Introduction:
I have a strong background in Physics, with a focus on using computational methods in understanding various phenomena. My research mainly involves modeling materials from first principles, using a method called Density Functional Theory (DFT). This technique helps me study and predict the properties of different materials, especially their electronic structure, with great accuracy. Moreover, I use DFT to explore the mechanisms of superconductivity in new materials, which is important for both basic research and real-world applications. As a researcher, I am dedicated to learning more about material properties through first-principles methods. My work on superconductivity not only looks at the detailed interactions that cause this effect but also aims to contribute to the discovery of new materials. With my knowledge of physics and computational methods, I am driven to make important contributions to the discipline.

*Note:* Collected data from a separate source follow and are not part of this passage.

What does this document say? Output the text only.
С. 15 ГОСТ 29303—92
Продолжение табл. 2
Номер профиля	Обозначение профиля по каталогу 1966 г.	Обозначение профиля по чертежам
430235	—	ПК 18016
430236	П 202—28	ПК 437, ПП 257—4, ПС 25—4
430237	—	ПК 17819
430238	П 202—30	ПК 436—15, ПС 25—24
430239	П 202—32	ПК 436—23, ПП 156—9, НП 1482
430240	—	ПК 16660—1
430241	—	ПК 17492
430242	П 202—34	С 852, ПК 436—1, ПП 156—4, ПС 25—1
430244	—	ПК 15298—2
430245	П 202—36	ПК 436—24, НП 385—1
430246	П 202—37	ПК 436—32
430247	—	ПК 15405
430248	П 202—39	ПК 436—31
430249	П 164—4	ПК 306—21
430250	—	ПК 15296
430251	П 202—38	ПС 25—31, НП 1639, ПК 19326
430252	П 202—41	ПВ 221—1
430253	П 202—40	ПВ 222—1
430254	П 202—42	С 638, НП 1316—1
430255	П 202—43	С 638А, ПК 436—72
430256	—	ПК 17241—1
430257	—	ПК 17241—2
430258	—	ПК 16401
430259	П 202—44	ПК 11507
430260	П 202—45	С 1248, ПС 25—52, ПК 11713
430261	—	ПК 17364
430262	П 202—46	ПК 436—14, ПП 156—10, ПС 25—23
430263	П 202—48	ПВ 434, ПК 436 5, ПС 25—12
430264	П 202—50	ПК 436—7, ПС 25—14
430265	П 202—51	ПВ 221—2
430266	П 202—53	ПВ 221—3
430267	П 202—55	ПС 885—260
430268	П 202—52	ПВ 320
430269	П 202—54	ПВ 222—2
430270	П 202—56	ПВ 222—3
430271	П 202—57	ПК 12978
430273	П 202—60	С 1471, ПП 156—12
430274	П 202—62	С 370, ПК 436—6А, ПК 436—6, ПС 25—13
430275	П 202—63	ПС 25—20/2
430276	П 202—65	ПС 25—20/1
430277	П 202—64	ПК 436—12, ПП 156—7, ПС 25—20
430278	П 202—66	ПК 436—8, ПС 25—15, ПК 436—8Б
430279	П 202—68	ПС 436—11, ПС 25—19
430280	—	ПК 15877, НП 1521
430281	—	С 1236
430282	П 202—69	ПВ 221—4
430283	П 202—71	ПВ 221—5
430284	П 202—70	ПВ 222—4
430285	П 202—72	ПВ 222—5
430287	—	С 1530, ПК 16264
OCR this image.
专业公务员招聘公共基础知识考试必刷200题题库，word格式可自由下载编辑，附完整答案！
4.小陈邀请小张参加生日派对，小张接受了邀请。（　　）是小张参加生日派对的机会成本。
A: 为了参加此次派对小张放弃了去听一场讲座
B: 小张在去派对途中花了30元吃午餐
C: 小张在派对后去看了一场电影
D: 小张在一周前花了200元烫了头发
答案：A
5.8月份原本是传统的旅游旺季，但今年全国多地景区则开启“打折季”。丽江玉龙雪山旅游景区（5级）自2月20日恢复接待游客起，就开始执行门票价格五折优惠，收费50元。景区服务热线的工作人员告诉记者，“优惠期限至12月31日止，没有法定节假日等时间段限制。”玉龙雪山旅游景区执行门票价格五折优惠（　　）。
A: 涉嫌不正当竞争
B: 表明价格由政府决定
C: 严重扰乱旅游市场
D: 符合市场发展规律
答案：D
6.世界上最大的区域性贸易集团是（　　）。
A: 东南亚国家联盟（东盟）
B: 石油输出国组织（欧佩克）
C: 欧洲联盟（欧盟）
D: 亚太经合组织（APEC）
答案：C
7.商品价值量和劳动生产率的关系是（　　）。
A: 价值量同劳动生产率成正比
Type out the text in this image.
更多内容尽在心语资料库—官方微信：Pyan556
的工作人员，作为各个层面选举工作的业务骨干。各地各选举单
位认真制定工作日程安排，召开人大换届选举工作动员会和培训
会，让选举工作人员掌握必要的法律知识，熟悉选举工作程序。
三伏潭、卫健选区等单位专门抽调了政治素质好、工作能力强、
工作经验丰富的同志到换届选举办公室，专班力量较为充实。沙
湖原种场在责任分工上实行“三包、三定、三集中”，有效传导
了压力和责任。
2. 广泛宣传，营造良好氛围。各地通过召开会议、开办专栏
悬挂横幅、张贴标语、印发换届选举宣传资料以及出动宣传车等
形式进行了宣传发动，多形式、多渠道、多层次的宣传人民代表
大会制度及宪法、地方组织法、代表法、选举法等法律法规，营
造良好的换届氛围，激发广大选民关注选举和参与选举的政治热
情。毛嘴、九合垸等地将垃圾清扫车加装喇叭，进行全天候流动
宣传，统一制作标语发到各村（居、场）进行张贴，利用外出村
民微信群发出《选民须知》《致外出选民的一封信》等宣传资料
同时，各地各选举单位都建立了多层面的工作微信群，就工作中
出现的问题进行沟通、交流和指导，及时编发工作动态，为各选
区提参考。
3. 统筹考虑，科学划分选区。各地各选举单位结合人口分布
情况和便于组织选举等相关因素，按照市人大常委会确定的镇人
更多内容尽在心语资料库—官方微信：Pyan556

To do this work, I have developed my skill in programming, especially in C++ and Python, and I mainly work in a Linux environment. I use these tools to run and analyze DFT simulations, allowing me to study how materials behave at the atomic level. My programming skills not only enable me to solve complex problems in materials science but also allow me to work with large datasets and support data visualization for my research. 

In addition, I have complemented my materials modeling expertise with the ability to use basic functions of the CAD (Computer-Aided Design) software FreeCAD for 3D modeling and creating technical drawings. This skill allows me to visualize complex structures, design experimental setups, and produce precise diagrams that bridge the gap between theoretical concepts and practical applications.